The spring 2018 issue of The Fourth River featured work on the themes of displacement. I see The January Children using similar themes. How does the displacement you write about in The January Children parallel the violent nationalist ethnocentrism that is happening in the U.S today and how is your writing navigating that very same displacement?

 

Writing The January Children was almost like an exorcism for me where I think that the thing about a first book is that I think I spent most of my life writing about it in some way. And then it’s finished. The engine behind The January Children was this general sense of malaise and nostalgia and feeling out of place everywhere, feeling not American enough, not Sudanese enough, feeling not Arab enough, not black enough, and I think articulating those things and making something out of those things helped me lay them to rest a little bit. I think what felt like the turn was that one day I wasn’t sad anymore. I still had to finish this book and that sadness, and that angst and that pain couldn’t be the well anymore, couldn’t be the engine anymore, coz that’s not sustainable. For it to be sustainable, I would have to hurt forever, and I am not interested in doing that. I want to be okay. So halfway through that process, I think by saying and naming and renaming the things that hurt me, after a certain point, I had taken power away from those things. Then I had to quit identifying myself with not being enough of x, y, and z. and once I let that go it was like a clean slate. Not calling myself not American enough, not calling myself not Sudanese enough then what am I calling myself. I had all the freedom in the world to choose my own name at that point.

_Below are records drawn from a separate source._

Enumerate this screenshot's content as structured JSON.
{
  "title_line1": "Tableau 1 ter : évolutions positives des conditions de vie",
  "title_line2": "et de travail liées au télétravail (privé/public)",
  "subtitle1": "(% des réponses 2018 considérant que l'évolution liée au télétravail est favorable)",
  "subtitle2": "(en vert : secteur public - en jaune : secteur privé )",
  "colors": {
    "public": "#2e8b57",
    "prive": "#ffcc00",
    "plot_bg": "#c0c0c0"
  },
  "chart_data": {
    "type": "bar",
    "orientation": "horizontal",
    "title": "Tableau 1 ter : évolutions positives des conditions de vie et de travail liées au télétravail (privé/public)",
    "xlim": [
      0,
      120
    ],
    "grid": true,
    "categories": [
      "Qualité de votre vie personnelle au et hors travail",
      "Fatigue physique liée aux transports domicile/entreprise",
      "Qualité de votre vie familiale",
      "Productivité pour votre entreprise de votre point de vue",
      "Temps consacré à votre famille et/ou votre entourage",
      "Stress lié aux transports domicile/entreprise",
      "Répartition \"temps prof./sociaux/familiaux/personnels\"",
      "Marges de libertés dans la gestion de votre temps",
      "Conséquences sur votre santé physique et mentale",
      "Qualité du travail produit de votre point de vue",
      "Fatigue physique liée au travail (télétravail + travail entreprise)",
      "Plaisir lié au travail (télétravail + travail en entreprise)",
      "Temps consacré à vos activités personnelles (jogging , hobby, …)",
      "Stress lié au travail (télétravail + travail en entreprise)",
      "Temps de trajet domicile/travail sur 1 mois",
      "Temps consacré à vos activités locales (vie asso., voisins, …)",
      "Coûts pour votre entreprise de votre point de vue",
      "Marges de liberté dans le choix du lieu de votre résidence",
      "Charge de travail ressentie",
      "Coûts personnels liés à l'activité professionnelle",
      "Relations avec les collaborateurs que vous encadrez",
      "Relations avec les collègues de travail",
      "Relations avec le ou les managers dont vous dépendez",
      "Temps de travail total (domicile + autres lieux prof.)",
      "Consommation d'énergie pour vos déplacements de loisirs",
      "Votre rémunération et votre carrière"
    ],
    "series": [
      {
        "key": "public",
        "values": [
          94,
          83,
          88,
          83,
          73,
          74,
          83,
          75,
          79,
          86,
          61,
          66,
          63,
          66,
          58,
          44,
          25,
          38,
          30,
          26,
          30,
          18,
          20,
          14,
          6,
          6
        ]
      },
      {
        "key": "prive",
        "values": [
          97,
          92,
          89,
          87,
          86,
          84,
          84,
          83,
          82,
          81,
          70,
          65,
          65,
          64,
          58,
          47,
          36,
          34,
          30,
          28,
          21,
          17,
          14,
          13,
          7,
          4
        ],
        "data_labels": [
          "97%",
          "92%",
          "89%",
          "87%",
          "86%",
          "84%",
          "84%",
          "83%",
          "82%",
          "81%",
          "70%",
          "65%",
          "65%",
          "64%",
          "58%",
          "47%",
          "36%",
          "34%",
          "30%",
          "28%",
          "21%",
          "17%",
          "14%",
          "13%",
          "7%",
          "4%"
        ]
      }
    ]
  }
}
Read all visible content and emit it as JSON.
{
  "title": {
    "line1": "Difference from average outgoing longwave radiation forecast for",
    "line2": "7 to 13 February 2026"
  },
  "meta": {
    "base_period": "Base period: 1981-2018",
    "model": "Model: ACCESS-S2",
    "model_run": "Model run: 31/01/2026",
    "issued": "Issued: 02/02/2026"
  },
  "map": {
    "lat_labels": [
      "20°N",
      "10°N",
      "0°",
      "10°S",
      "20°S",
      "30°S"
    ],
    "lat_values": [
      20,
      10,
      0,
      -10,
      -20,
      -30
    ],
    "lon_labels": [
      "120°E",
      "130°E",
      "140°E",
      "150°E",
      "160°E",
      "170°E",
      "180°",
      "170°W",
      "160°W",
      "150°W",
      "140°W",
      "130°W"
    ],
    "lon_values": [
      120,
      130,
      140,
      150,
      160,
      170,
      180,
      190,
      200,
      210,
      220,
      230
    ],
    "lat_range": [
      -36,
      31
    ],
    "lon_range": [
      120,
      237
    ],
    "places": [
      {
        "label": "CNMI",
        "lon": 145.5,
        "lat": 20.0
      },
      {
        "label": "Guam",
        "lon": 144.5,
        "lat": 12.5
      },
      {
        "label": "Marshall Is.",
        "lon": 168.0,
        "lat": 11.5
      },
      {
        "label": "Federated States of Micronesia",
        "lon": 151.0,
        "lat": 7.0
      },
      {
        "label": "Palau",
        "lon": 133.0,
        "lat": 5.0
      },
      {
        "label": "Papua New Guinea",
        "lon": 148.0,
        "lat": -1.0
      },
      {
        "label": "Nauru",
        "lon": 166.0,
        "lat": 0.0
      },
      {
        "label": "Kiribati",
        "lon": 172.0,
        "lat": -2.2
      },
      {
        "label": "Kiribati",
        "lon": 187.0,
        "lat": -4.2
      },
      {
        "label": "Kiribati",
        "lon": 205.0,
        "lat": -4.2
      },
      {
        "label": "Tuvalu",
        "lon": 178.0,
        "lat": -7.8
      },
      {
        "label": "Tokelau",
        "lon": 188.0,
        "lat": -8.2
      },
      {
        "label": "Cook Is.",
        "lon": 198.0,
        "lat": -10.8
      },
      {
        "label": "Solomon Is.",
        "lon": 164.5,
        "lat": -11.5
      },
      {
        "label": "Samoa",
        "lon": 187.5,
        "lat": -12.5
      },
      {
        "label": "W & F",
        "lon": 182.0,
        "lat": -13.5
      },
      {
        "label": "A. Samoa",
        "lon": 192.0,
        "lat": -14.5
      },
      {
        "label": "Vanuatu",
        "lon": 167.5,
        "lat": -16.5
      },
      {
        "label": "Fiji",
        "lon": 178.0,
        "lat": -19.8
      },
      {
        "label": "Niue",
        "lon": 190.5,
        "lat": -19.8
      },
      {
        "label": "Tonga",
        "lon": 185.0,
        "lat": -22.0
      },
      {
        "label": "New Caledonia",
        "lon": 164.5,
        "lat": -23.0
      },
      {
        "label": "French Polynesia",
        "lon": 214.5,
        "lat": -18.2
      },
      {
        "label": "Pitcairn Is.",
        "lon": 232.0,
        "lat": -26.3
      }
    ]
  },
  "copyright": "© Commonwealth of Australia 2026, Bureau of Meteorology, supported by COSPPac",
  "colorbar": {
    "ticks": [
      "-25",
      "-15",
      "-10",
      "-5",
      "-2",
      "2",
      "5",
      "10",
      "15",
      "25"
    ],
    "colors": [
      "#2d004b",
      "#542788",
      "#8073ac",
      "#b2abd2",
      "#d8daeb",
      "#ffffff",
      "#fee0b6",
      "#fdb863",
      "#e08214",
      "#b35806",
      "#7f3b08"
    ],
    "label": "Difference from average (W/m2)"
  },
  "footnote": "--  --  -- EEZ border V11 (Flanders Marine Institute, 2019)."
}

I think there are probably more displaced people in the world now than ever before. And if there are more displaced people, then we must rethink how we choose to identify people in the first place because there are a whole segment of populations that don’t fit in anywhere, in the system of identity and system of naming that we have been using for so long. So, once I saw how big the Sudanese-American population was, I couldn’t keep being like, “I’m not enough, I’m not enough.” Because saying that about myself, I was saying that about my whole community of people. I’m more interested now in honoring those intersections than mourning not being one or the other.